The purpose of this study is to create the program for efficient inventory management and reduction, investigating the present conditions and factors of the inventory throughout current apparel industry. The research method applied in this study is to survey 92 domestic companies which were randomly selected with respect to the kinds of goods produced : men′s wear, women′s wear, and unisex wear. The research can be summarized as follows : 1. The seasonal stock rate of current apparel industry was 28.75%, and the rate of men′s wear companies was higher than that of women′s and unisex wear companies. 19.43% of stock cost reflection rate was applied, and the stack cost of men′s and women′s wear companies was higher than that of unisex wear companies. 2. Periodic bargain sale was the most frequently used way of stock clearance, and "uniform price sale"and outlet stores were the second and the third irrespectively. Unisex wear companies appeared to be more enthusiastic in stock clearance than the companies belonging to the other two categories.
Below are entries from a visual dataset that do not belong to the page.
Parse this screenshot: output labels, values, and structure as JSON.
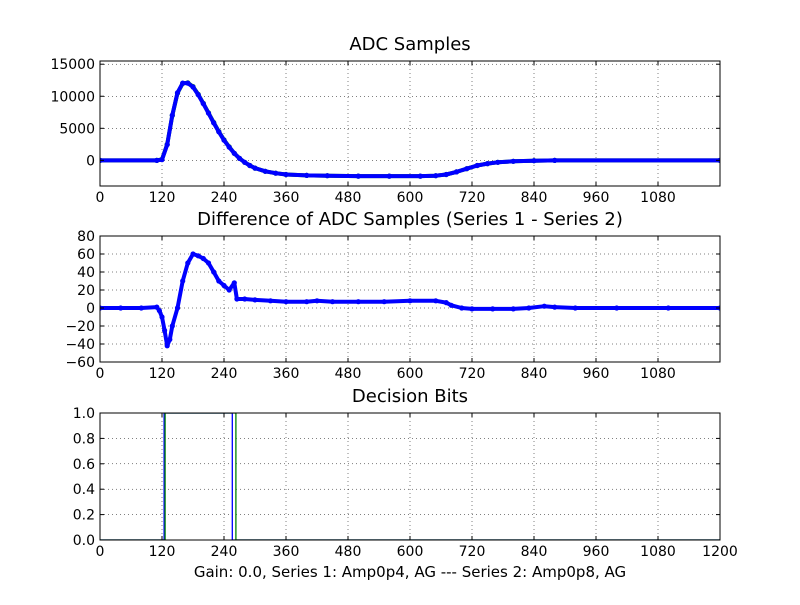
{
  "chart_data": [
    {
      "type": "line",
      "title": "ADC Samples",
      "xlabel": "",
      "ylabel": "",
      "xlim": [
        0,
        1200
      ],
      "ylim": [
        -4000,
        15500
      ],
      "xticks": [
        0,
        120,
        240,
        360,
        480,
        600,
        720,
        840,
        960,
        1080
      ],
      "yticks": [
        0,
        5000,
        10000,
        15000
      ],
      "grid": true,
      "series": [
        {
          "color": "#008000",
          "marker": "dot",
          "points": [
            [
              0,
              0
            ],
            [
              110,
              0
            ],
            [
              120,
              150
            ],
            [
              130,
              2500
            ],
            [
              140,
              7000
            ],
            [
              150,
              10500
            ],
            [
              160,
              12000
            ],
            [
              170,
              12100
            ],
            [
              180,
              11500
            ],
            [
              190,
              10300
            ],
            [
              200,
              8900
            ],
            [
              210,
              7400
            ],
            [
              220,
              5900
            ],
            [
              230,
              4500
            ],
            [
              240,
              3200
            ],
            [
              250,
              2100
            ],
            [
              260,
              1100
            ],
            [
              270,
              300
            ],
            [
              280,
              -300
            ],
            [
              290,
              -800
            ],
            [
              300,
              -1200
            ],
            [
              320,
              -1700
            ],
            [
              340,
              -2000
            ],
            [
              360,
              -2200
            ],
            [
              400,
              -2350
            ],
            [
              440,
              -2400
            ],
            [
              500,
              -2450
            ],
            [
              560,
              -2450
            ],
            [
              620,
              -2450
            ],
            [
              650,
              -2400
            ],
            [
              670,
              -2200
            ],
            [
              690,
              -1800
            ],
            [
              710,
              -1300
            ],
            [
              730,
              -800
            ],
            [
              750,
              -500
            ],
            [
              770,
              -300
            ],
            [
              800,
              -150
            ],
            [
              840,
              -50
            ],
            [
              880,
              0
            ],
            [
              1200,
              0
            ]
          ]
        },
        {
          "color": "#0000ff",
          "marker": "dot",
          "points": [
            [
              0,
              0
            ],
            [
              110,
              0
            ],
            [
              120,
              100
            ],
            [
              130,
              2450
            ],
            [
              140,
              7050
            ],
            [
              150,
              10550
            ],
            [
              160,
              12050
            ],
            [
              170,
              12050
            ],
            [
              180,
              11450
            ],
            [
              190,
              10250
            ],
            [
              200,
              8850
            ],
            [
              210,
              7350
            ],
            [
              220,
              5850
            ],
            [
              230,
              4450
            ],
            [
              240,
              3150
            ],
            [
              250,
              2050
            ],
            [
              260,
              1100
            ],
            [
              270,
              300
            ],
            [
              280,
              -300
            ],
            [
              290,
              -800
            ],
            [
              300,
              -1200
            ],
            [
              320,
              -1700
            ],
            [
              340,
              -2000
            ],
            [
              360,
              -2200
            ],
            [
              400,
              -2350
            ],
            [
              440,
              -2400
            ],
            [
              500,
              -2450
            ],
            [
              560,
              -2450
            ],
            [
              620,
              -2450
            ],
            [
              650,
              -2400
            ],
            [
              670,
              -2200
            ],
            [
              690,
              -1800
            ],
            [
              710,
              -1300
            ],
            [
              730,
              -800
            ],
            [
              750,
              -500
            ],
            [
              770,
              -300
            ],
            [
              800,
              -150
            ],
            [
              840,
              -50
            ],
            [
              880,
              0
            ],
            [
              1200,
              0
            ]
          ]
        }
      ]
    },
    {
      "type": "line",
      "title": "Difference of ADC Samples (Series 1 - Series 2)",
      "xlabel": "",
      "ylabel": "",
      "xlim": [
        0,
        1200
      ],
      "ylim": [
        -60,
        80
      ],
      "xticks": [
        0,
        120,
        240,
        360,
        480,
        600,
        720,
        840,
        960,
        1080
      ],
      "yticks": [
        -60,
        -40,
        -20,
        0,
        20,
        40,
        60,
        80
      ],
      "grid": true,
      "series": [
        {
          "color": "#0000ff",
          "marker": "dot",
          "points": [
            [
              0,
              0
            ],
            [
              40,
              0
            ],
            [
              80,
              0
            ],
            [
              110,
              1
            ],
            [
              115,
              -3
            ],
            [
              120,
              -10
            ],
            [
              125,
              -25
            ],
            [
              130,
              -42
            ],
            [
              135,
              -35
            ],
            [
              140,
              -20
            ],
            [
              150,
              0
            ],
            [
              160,
              30
            ],
            [
              170,
              50
            ],
            [
              180,
              60
            ],
            [
              190,
              58
            ],
            [
              200,
              55
            ],
            [
              210,
              50
            ],
            [
              220,
              40
            ],
            [
              230,
              30
            ],
            [
              240,
              25
            ],
            [
              250,
              20
            ],
            [
              260,
              28
            ],
            [
              265,
              10
            ],
            [
              280,
              10
            ],
            [
              300,
              9
            ],
            [
              330,
              8
            ],
            [
              360,
              7
            ],
            [
              400,
              7
            ],
            [
              420,
              8
            ],
            [
              450,
              7
            ],
            [
              500,
              7
            ],
            [
              550,
              7
            ],
            [
              600,
              8
            ],
            [
              650,
              8
            ],
            [
              670,
              6
            ],
            [
              680,
              3
            ],
            [
              700,
              0
            ],
            [
              720,
              -1
            ],
            [
              760,
              -1
            ],
            [
              800,
              -1
            ],
            [
              830,
              0
            ],
            [
              860,
              2
            ],
            [
              880,
              1
            ],
            [
              920,
              0
            ],
            [
              1000,
              0
            ],
            [
              1100,
              0
            ],
            [
              1200,
              0
            ]
          ]
        }
      ]
    },
    {
      "type": "line",
      "title": "Decision Bits",
      "xlabel": "Gain: 0.0, Series 1: Amp0p4, AG --- Series 2: Amp0p8, AG",
      "ylabel": "",
      "xlim": [
        0,
        1200
      ],
      "ylim": [
        0,
        1
      ],
      "xticks": [
        0,
        120,
        240,
        360,
        480,
        600,
        720,
        840,
        960,
        1080,
        1200
      ],
      "xtick_labels": [
        "0",
        "120",
        "240",
        "360",
        "480",
        "600",
        "720",
        "840",
        "960",
        "1080",
        "1200"
      ],
      "yticks": [
        0.0,
        0.2,
        0.4,
        0.6,
        0.8,
        1.0
      ],
      "ytick_labels": [
        "0.0",
        "0.2",
        "0.4",
        "0.6",
        "0.8",
        "1.0"
      ],
      "grid": true,
      "series": [
        {
          "color": "#0000ff",
          "marker": "none",
          "points": [
            [
              0,
              0
            ],
            [
              124,
              0
            ],
            [
              124,
              1
            ],
            [
              256,
              1
            ],
            [
              256,
              0
            ],
            [
              1200,
              0
            ]
          ]
        },
        {
          "color": "#008000",
          "marker": "none",
          "points": [
            [
              0,
              0
            ],
            [
              126,
              0
            ],
            [
              126,
              1
            ],
            [
              263,
              1
            ],
            [
              263,
              0
            ],
            [
              1200,
              0
            ]
          ]
        }
      ]
    }
  ]
}
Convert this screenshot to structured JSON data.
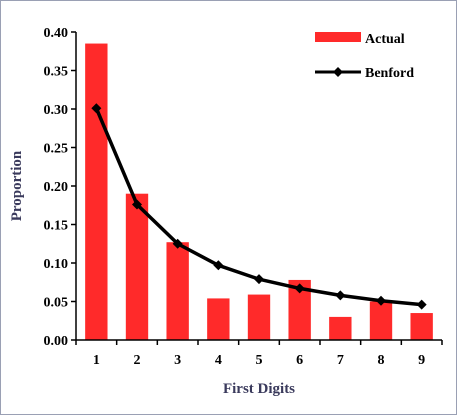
{
  "chart_data": {
    "type": "bar",
    "categories": [
      "1",
      "2",
      "3",
      "4",
      "5",
      "6",
      "7",
      "8",
      "9"
    ],
    "series": [
      {
        "name": "Actual",
        "kind": "bar",
        "color": "#ff2a2a",
        "values": [
          0.385,
          0.19,
          0.127,
          0.054,
          0.059,
          0.078,
          0.03,
          0.05,
          0.035
        ]
      },
      {
        "name": "Benford",
        "kind": "line",
        "color": "#000000",
        "values": [
          0.301,
          0.176,
          0.125,
          0.097,
          0.079,
          0.067,
          0.058,
          0.051,
          0.046
        ]
      }
    ],
    "xlabel": "First Digits",
    "ylabel": "Proportion",
    "ylim": [
      0,
      0.4
    ],
    "yticks": [
      "0.00",
      "0.05",
      "0.10",
      "0.15",
      "0.20",
      "0.25",
      "0.30",
      "0.35",
      "0.40"
    ],
    "grid": false,
    "legend_position": "top-right"
  }
}
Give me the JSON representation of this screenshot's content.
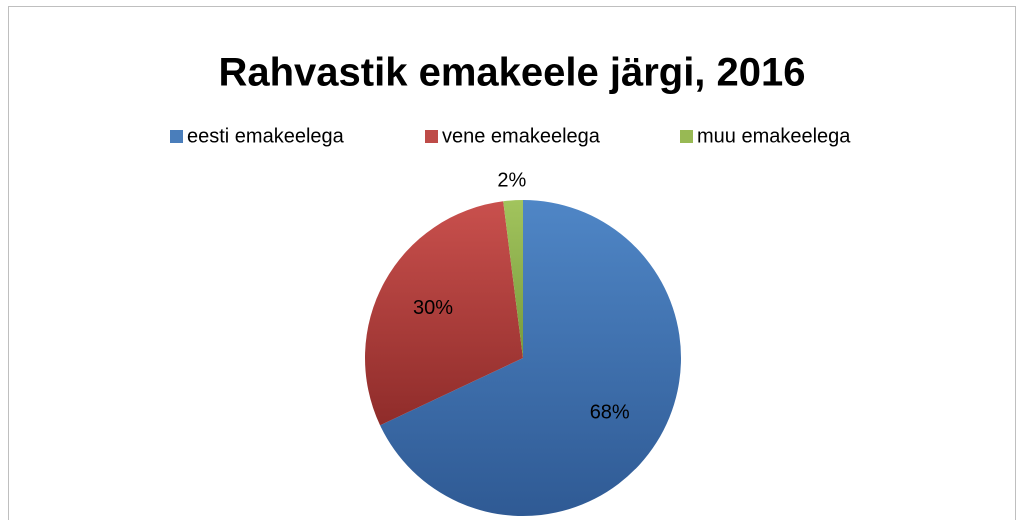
{
  "chart_data": {
    "type": "pie",
    "title": "Rahvastik emakeele järgi, 2016",
    "categories": [
      "eesti emakeelega",
      "vene emakeelega",
      "muu emakeelega"
    ],
    "values": [
      68,
      30,
      2
    ],
    "value_labels": [
      "68%",
      "30%",
      "2%"
    ],
    "colors": [
      "#4a7ebb",
      "#be4b48",
      "#98b954"
    ],
    "legend": "top"
  }
}
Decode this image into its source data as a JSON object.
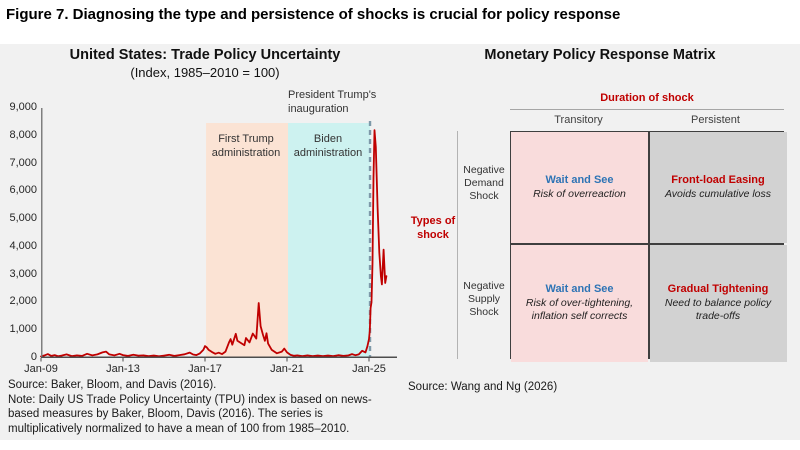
{
  "figure_title": "Figure 7. Diagnosing the type and persistence of shocks is crucial for policy response",
  "left_chart": {
    "title": "United States: Trade Policy Uncertainty",
    "subtitle": "(Index, 1985–2010 = 100)",
    "annotation_inauguration": "President Trump's inauguration",
    "band_label_trump1": "First Trump administration",
    "band_label_biden": "Biden administration",
    "source": "Source: Baker, Bloom, and Davis (2016).",
    "note": "Note: Daily US Trade Policy Uncertainty (TPU) index is based on news-based measures by Baker, Bloom, Davis (2016). The series is multiplicatively normalized to have a mean of 100 from 1985–2010."
  },
  "chart_data": {
    "type": "line",
    "title": "United States: Trade Policy Uncertainty",
    "subtitle": "(Index, 1985–2010 = 100)",
    "xlabel": "",
    "ylabel": "",
    "ylim": [
      0,
      9000
    ],
    "grid": false,
    "y_ticks": [
      "9,000",
      "8,000",
      "7,000",
      "6,000",
      "5,000",
      "4,000",
      "3,000",
      "2,000",
      "1,000",
      "0"
    ],
    "x_ticks": [
      "Jan-09",
      "Jan-13",
      "Jan-17",
      "Jan-21",
      "Jan-25"
    ],
    "x_tick_years": [
      2009,
      2013,
      2017,
      2021,
      2025
    ],
    "line_color": "#c00000",
    "series": [
      {
        "name": "US Trade Policy Uncertainty index (daily, news-based)",
        "color": "#c00000",
        "points": [
          [
            2009.0,
            55
          ],
          [
            2009.17,
            95
          ],
          [
            2009.33,
            140
          ],
          [
            2009.5,
            75
          ],
          [
            2009.67,
            105
          ],
          [
            2009.83,
            65
          ],
          [
            2010.0,
            85
          ],
          [
            2010.25,
            130
          ],
          [
            2010.5,
            70
          ],
          [
            2010.75,
            95
          ],
          [
            2011.0,
            75
          ],
          [
            2011.25,
            150
          ],
          [
            2011.5,
            95
          ],
          [
            2011.75,
            130
          ],
          [
            2012.0,
            200
          ],
          [
            2012.17,
            230
          ],
          [
            2012.33,
            130
          ],
          [
            2012.58,
            95
          ],
          [
            2012.83,
            150
          ],
          [
            2013.0,
            105
          ],
          [
            2013.25,
            75
          ],
          [
            2013.5,
            120
          ],
          [
            2013.75,
            85
          ],
          [
            2014.0,
            95
          ],
          [
            2014.25,
            65
          ],
          [
            2014.5,
            90
          ],
          [
            2014.75,
            60
          ],
          [
            2015.0,
            85
          ],
          [
            2015.25,
            115
          ],
          [
            2015.5,
            75
          ],
          [
            2015.75,
            105
          ],
          [
            2016.0,
            135
          ],
          [
            2016.25,
            195
          ],
          [
            2016.42,
            125
          ],
          [
            2016.58,
            105
          ],
          [
            2016.75,
            165
          ],
          [
            2016.92,
            300
          ],
          [
            2017.0,
            430
          ],
          [
            2017.08,
            390
          ],
          [
            2017.17,
            300
          ],
          [
            2017.33,
            220
          ],
          [
            2017.5,
            150
          ],
          [
            2017.67,
            190
          ],
          [
            2017.83,
            140
          ],
          [
            2018.0,
            230
          ],
          [
            2018.17,
            560
          ],
          [
            2018.25,
            680
          ],
          [
            2018.33,
            480
          ],
          [
            2018.5,
            870
          ],
          [
            2018.58,
            620
          ],
          [
            2018.75,
            540
          ],
          [
            2018.92,
            460
          ],
          [
            2019.0,
            720
          ],
          [
            2019.17,
            560
          ],
          [
            2019.33,
            880
          ],
          [
            2019.5,
            700
          ],
          [
            2019.62,
            1980
          ],
          [
            2019.71,
            1150
          ],
          [
            2019.83,
            830
          ],
          [
            2019.92,
            620
          ],
          [
            2020.0,
            890
          ],
          [
            2020.08,
            520
          ],
          [
            2020.25,
            300
          ],
          [
            2020.5,
            170
          ],
          [
            2020.75,
            230
          ],
          [
            2020.87,
            340
          ],
          [
            2021.0,
            200
          ],
          [
            2021.17,
            110
          ],
          [
            2021.33,
            80
          ],
          [
            2021.5,
            95
          ],
          [
            2021.75,
            70
          ],
          [
            2022.0,
            95
          ],
          [
            2022.25,
            70
          ],
          [
            2022.5,
            90
          ],
          [
            2022.75,
            65
          ],
          [
            2023.0,
            90
          ],
          [
            2023.25,
            70
          ],
          [
            2023.5,
            100
          ],
          [
            2023.75,
            75
          ],
          [
            2024.0,
            95
          ],
          [
            2024.17,
            140
          ],
          [
            2024.33,
            100
          ],
          [
            2024.5,
            130
          ],
          [
            2024.67,
            260
          ],
          [
            2024.83,
            200
          ],
          [
            2024.92,
            420
          ],
          [
            2025.0,
            680
          ],
          [
            2025.04,
            980
          ],
          [
            2025.08,
            1800
          ],
          [
            2025.12,
            2000
          ],
          [
            2025.17,
            3400
          ],
          [
            2025.22,
            6500
          ],
          [
            2025.27,
            8200
          ],
          [
            2025.33,
            7600
          ],
          [
            2025.42,
            5400
          ],
          [
            2025.5,
            3800
          ],
          [
            2025.58,
            2950
          ],
          [
            2025.63,
            2650
          ],
          [
            2025.71,
            3900
          ],
          [
            2025.79,
            2700
          ],
          [
            2025.85,
            2950
          ]
        ]
      }
    ],
    "shaded_regions": [
      {
        "label": "First Trump administration",
        "from": 2017.05,
        "to": 2021.05,
        "color": "#fbe3d4"
      },
      {
        "label": "Biden administration",
        "from": 2021.05,
        "to": 2025.05,
        "color": "#cdf2f0"
      }
    ],
    "vline": {
      "x": 2025.05,
      "label": "President Trump's inauguration",
      "style": "dashed",
      "color": "#7e99a9"
    }
  },
  "matrix": {
    "title": "Monetary Policy Response Matrix",
    "col_axis_label": "Duration of shock",
    "row_axis_label": "Types of shock",
    "col_headers": [
      "Transitory",
      "Persistent"
    ],
    "row_headers": [
      "Negative Demand Shock",
      "Negative Supply Shock"
    ],
    "cells": [
      [
        {
          "title": "Wait and See",
          "subtitle": "Risk of overreaction",
          "title_color": "#2e74b5",
          "bg": "#f9dcdc"
        },
        {
          "title": "Front-load Easing",
          "subtitle": "Avoids cumulative loss",
          "title_color": "#c00000",
          "bg": "#d2d2d2"
        }
      ],
      [
        {
          "title": "Wait and See",
          "subtitle": "Risk of over-tightening, inflation self corrects",
          "title_color": "#2e74b5",
          "bg": "#f9dcdc"
        },
        {
          "title": "Gradual Tightening",
          "subtitle": "Need to balance policy trade-offs",
          "title_color": "#c00000",
          "bg": "#d2d2d2"
        }
      ]
    ],
    "source": "Source: Wang and Ng (2026)"
  }
}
The main places for the stock clearance were department stores, outlet stores and enterprises specialized in the stock clearance. 3. QR production was proved to be the most commonly adjusted method of stock reduction, and the emphasis on development of new design and the utilization of stock management system through computer network were the next, While unisex wear companies had established the positive policies, men′s wear companies took lukewarm altitudes in every aspect. The companies selling on an order were 18.64%, and unisex wear companies showed the higher rate. The lead-time after QR production was 10.91 days, and it seemed to take more time for men′s wear companies than for women′s and unisex wear companies. The rate of the chance in stock was proved to decrease by 12.94%, and there was found no meaningful difference among the three categories of apparel companies.